MOST IMPORTANT:

Make sure your doctor has cleared you to exercise before starting any exercise program!


Release of Liability

READ CAREFULLY - THIS AFFECTS YOUR LEGAL RIGHTS

In exchange for participation in the workout programs and all related activities organized by Zebra Workouts LLC, of Indian Trail, NC, I, the undersigned, agree for myself, and (if applicable) for the members of my family, to the following:

1. ASSUMPTION OF THE RISKS AND RELEASE. I recognize that there are certain inherent risks associated with the above described activities and I assume full responsibility for personal injury to myself and (if applicable) my family members, and further release and discharge Zebra Workouts LLC for any injury, loss or damage arising out of my or my family's use of the activities programmed by Zebra Workouts LLC, whether caused by the fault of myself, my family, Zebra Workouts LLC, or other third parties.

2. INDEMNIFICATION. I agree to indemnify and defend Zebra Workouts LLC against all claims, causes of action, damages, judgments, costs or expenses, including attorney fees, other litigation costs, and action taken against me by a current or former client, or a current or former employer, which may in any way arise from my or my family's use of products or services provided by Zebra Workouts LLC.

3. APPLICABLE LAW. Any legal or equitable claim that may arise from participation in the above shall be resolved under North Carolina law.

4. NO DURESS. I agree and acknowledge that I am under no pressure or duress to sign this Agreement and that I have been given a reasonable opportunity to review it before signing.

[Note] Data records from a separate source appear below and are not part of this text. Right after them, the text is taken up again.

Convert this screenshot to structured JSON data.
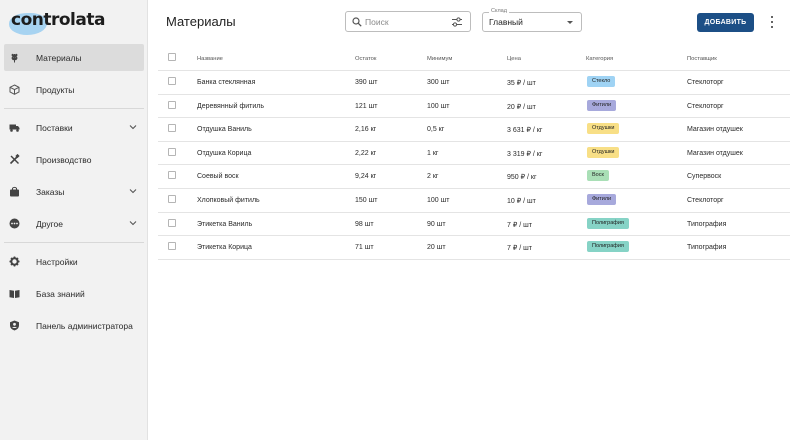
{
  "app": {
    "logo_text": "controlata"
  },
  "sidebar": {
    "groups": [
      [
        {
          "label": "Материалы",
          "icon": "wheat-icon",
          "active": true,
          "has_chevron": false
        },
        {
          "label": "Продукты",
          "icon": "box-icon",
          "active": false,
          "has_chevron": false
        }
      ],
      [
        {
          "label": "Поставки",
          "icon": "truck-icon",
          "active": false,
          "has_chevron": true
        },
        {
          "label": "Производство",
          "icon": "tools-icon",
          "active": false,
          "has_chevron": false
        },
        {
          "label": "Заказы",
          "icon": "bag-icon",
          "active": false,
          "has_chevron": true
        },
        {
          "label": "Другое",
          "icon": "more-circle-icon",
          "active": false,
          "has_chevron": true
        }
      ],
      [
        {
          "label": "Настройки",
          "icon": "gear-icon",
          "active": false,
          "has_chevron": false
        },
        {
          "label": "База знаний",
          "icon": "book-icon",
          "active": false,
          "has_chevron": false
        },
        {
          "label": "Панель администратора",
          "icon": "shield-user-icon",
          "active": false,
          "has_chevron": false
        }
      ]
    ]
  },
  "header": {
    "title": "Материалы",
    "search": {
      "placeholder": "Поиск",
      "value": ""
    },
    "warehouse": {
      "label": "Склад",
      "value": "Главный"
    },
    "add_label": "ДОБАВИТЬ"
  },
  "table": {
    "columns": [
      "Название",
      "Остаток",
      "Минимум",
      "Цена",
      "Категория",
      "Поставщик"
    ],
    "rows": [
      {
        "name": "Банка стеклянная",
        "stock": "390 шт",
        "min": "300 шт",
        "price": "35 ₽ / шт",
        "category": "Стекло",
        "category_color": "#9fd3f4",
        "supplier": "Стеклоторг"
      },
      {
        "name": "Деревянный фитиль",
        "stock": "121 шт",
        "min": "100 шт",
        "price": "20 ₽ / шт",
        "category": "Фитили",
        "category_color": "#a7a9dc",
        "supplier": "Стеклоторг"
      },
      {
        "name": "Отдушка Ваниль",
        "stock": "2,16 кг",
        "min": "0,5 кг",
        "price": "3 631 ₽ / кг",
        "category": "Отдушки",
        "category_color": "#f8df86",
        "supplier": "Магазин отдушек"
      },
      {
        "name": "Отдушка Корица",
        "stock": "2,22 кг",
        "min": "1 кг",
        "price": "3 319 ₽ / кг",
        "category": "Отдушки",
        "category_color": "#f8df86",
        "supplier": "Магазин отдушек"
      },
      {
        "name": "Соевый воск",
        "stock": "9,24 кг",
        "min": "2 кг",
        "price": "950 ₽ / кг",
        "category": "Воск",
        "category_color": "#a9dfb6",
        "supplier": "Супервоск"
      },
      {
        "name": "Хлопковый фитиль",
        "stock": "150 шт",
        "min": "100 шт",
        "price": "10 ₽ / шт",
        "category": "Фитили",
        "category_color": "#a7a9dc",
        "supplier": "Стеклоторг"
      },
      {
        "name": "Этикетка Ваниль",
        "stock": "98 шт",
        "min": "90 шт",
        "price": "7 ₽ / шт",
        "category": "Полиграфия",
        "category_color": "#86d3c6",
        "supplier": "Типография"
      },
      {
        "name": "Этикетка Корица",
        "stock": "71 шт",
        "min": "20 шт",
        "price": "7 ₽ / шт",
        "category": "Полиграфия",
        "category_color": "#86d3c6",
        "supplier": "Типография"
      }
    ]
  }
}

I further agree and acknowledge that I am free to have my own legal counsel review this Agreement if I so desire. I further agree and acknowledge that Zebra Workouts LLC has offered to refund any fees I have paid to use its programs if I choose not to sign this Agreement. I acknowledge that, by completing a financial transaction for any programs or services provided by Zebra Workouts, LLC, I acknowledge my acceptance of this Agreement.

5. ARM'S LENGTH AGREEMENT.  This Agreement and each of its terms are the product of an arm's length negotiation between the Parties. In the event any ambiguity is found to exist in the interpretation of this Agreement, or any of its provisions, the Parties, and each of them, explicitly reject the application of any legal or equitable rule of interpretation which would lead to a construction either "for" or "against" a particular party based upon their status as the drafter of a specific term, language, or provision giving rise to such ambiguity.

6. ENFORCEABILITY. The invalidity or unenforceability of any provision of this Agreement, whether standing alone or as applied to a particular occurrence or circumstance, shall not affect the validity or enforceability of any other provision of this Agreement or of any other applications of such provision, as the case may be, and such invalid or unenforceable provision shall be deemed not to be a part of this Agreement.

7. DISPUTE RESOLUTION.  The parties will attempt to resolve any dispute arising out of or relating to this Agreement through friendly negotiations amongst the parties. If the matter is not resolved by negotiation, the parties will resolve the dispute using the below Alternative Dispute Resolution (ADR) procedure.

Any controversies or disputes arising out of or relating to this Agreement will be submitted to mediation in accordance with any statutory rules of mediation. If mediation is not successful in resolving the entire dispute or is unavailable, any outstanding issues will be submitted to final and binding arbitration under the rules of the American Arbitration Association. The arbitrator's award will be final, and judgment may be entered upon it by any court having proper jurisdiction.

8. ELECTRONIC SIGNATURES. Any signature (including any electronic symbol or process attached to, or associated with, a contract or other record and adopted by a Person with the intent to sign, authenticate or accept such contract or record) hereto or to any other certificate, agreement or document related to this transaction, and any contract formation or record-keeping through electronic means shall have the same legal validity and enforceability as a manually executed signature or use of a paper-based recordkeeping system to the fullest extent permitted by applicable law, including the Federal Electronic Signatures in Global and National Commerce Act, the New York State Electronic Signatures and Records Act, or any similar state law based on the Uniform Electronic Transactions Act, and the parties hereby waive any objection to the contrary.